Noninferiority and Safety of Nadolol vs Propranolol in Infants With Infantile Hemangioma: A Randomized Clinical Trial

Elena Pope  1 Irene Lara-Corrales  1 Cathryn Sibbald  1 Carmen Liy-Wong  2 Nordau Kanigsberg  2 Beth Drolet  3 Jin Ma  4
Affiliations
Randomized Controlled Trial

Noninferiority and Safety of Nadolol vs Propranolol in Infants With Infantile Hemangioma: A Randomized Clinical Trial

Elena Pope et al. JAMA Pediatr. .

Abstract

Importance: Propranolol for infantile hemangiomas (IH) has been shown to be effective and relatively safe. However, other less lipophilic β-blockers, such as nadolol, may be preferable in individuals who experience propranolol unresponsiveness or adverse events.

Objective: To document the noninferiority and safety of oral nadolol compared with oral propranolol in infants with IH.

Design, setting, and participants: This double-blind noninferiority prospective study with a noninferiority margin of 10% compared propranolol with nadolol in infants aged 1 to 6 months with problematic IH. The study was conducted in 2 academic pediatric dermatology centers in Canada between 2016 and 2020. Infants aged 1 to 6 months with a hemangioma greater than 1.5 cm on the face or 3 cm or greater on another body part causing or with potential to cause functional impairment or cosmetic disfigurement.

Interventions: Oral propranolol and nadolol in escalating doses up to 2 mg/kg/d.

Main outcomes and measure: Between-group differences comparing changes in the bulk (size and extent) and color of the IH at week 24 with baseline using a 100-mm visual analog scale.
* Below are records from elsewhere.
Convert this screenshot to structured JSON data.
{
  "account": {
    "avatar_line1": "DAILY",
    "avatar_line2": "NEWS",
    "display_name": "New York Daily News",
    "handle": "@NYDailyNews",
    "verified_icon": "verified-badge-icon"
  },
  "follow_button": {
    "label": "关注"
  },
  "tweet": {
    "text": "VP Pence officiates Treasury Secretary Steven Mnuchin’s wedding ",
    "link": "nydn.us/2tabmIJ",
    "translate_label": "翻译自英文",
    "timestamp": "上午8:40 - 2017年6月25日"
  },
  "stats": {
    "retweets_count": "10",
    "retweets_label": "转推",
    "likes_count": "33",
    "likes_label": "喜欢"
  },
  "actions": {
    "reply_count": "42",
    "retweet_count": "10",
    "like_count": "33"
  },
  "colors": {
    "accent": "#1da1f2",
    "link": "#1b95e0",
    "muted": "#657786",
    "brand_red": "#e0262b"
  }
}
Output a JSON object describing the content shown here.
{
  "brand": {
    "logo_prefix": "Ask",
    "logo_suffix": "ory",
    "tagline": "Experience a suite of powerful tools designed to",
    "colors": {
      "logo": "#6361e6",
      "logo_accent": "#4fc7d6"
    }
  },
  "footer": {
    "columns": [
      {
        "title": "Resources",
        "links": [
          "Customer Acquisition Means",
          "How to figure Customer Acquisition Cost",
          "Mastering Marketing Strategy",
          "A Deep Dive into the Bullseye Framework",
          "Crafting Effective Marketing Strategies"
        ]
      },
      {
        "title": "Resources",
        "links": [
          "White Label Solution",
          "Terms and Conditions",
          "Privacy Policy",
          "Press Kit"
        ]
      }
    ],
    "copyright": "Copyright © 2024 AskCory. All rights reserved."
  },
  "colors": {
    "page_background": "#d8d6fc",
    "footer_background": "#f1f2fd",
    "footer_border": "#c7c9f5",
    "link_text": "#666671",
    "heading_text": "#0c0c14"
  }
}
Results: The study included 71 patients. Of these, 36 were treated with propranolol. The mean (SD) age in this group was 3.1 (1.4) months, and 31 individuals (86%) were female. Thirty-five infants were treated with nadolol. The mean (SD) age in this group was 3.2 (1.6) months, and 26 individuals (74%) were female. The difference in IH between groups by t test was 8.8 (95% CI, 2.7-14.9) for size and 17.1 (95% CI, 7.2-30.0) for color in favor of the nadolol group, demonstrating that nadolol was noninferior to propranolol. Similar differences were noted at 52 weeks: 6.0 (95% CI, 1.9-10.1) and 10.1 (95% CI, 2.9-17.4) for size and color improvement, respectively. For each doubling of time unit (week), the coefficient of involution was 2.4 (95% CI, 0.5-4.4) higher with nadolol compared with propranolol. Safety data were similar between the 2 interventions.

Conclusions and relevance: Oral nadolol was noninferior to oral propranolol, indicating it may be an efficacious and safe alternative in cases of propranolol unresponsiveness or adverse events, or when faster involution is required.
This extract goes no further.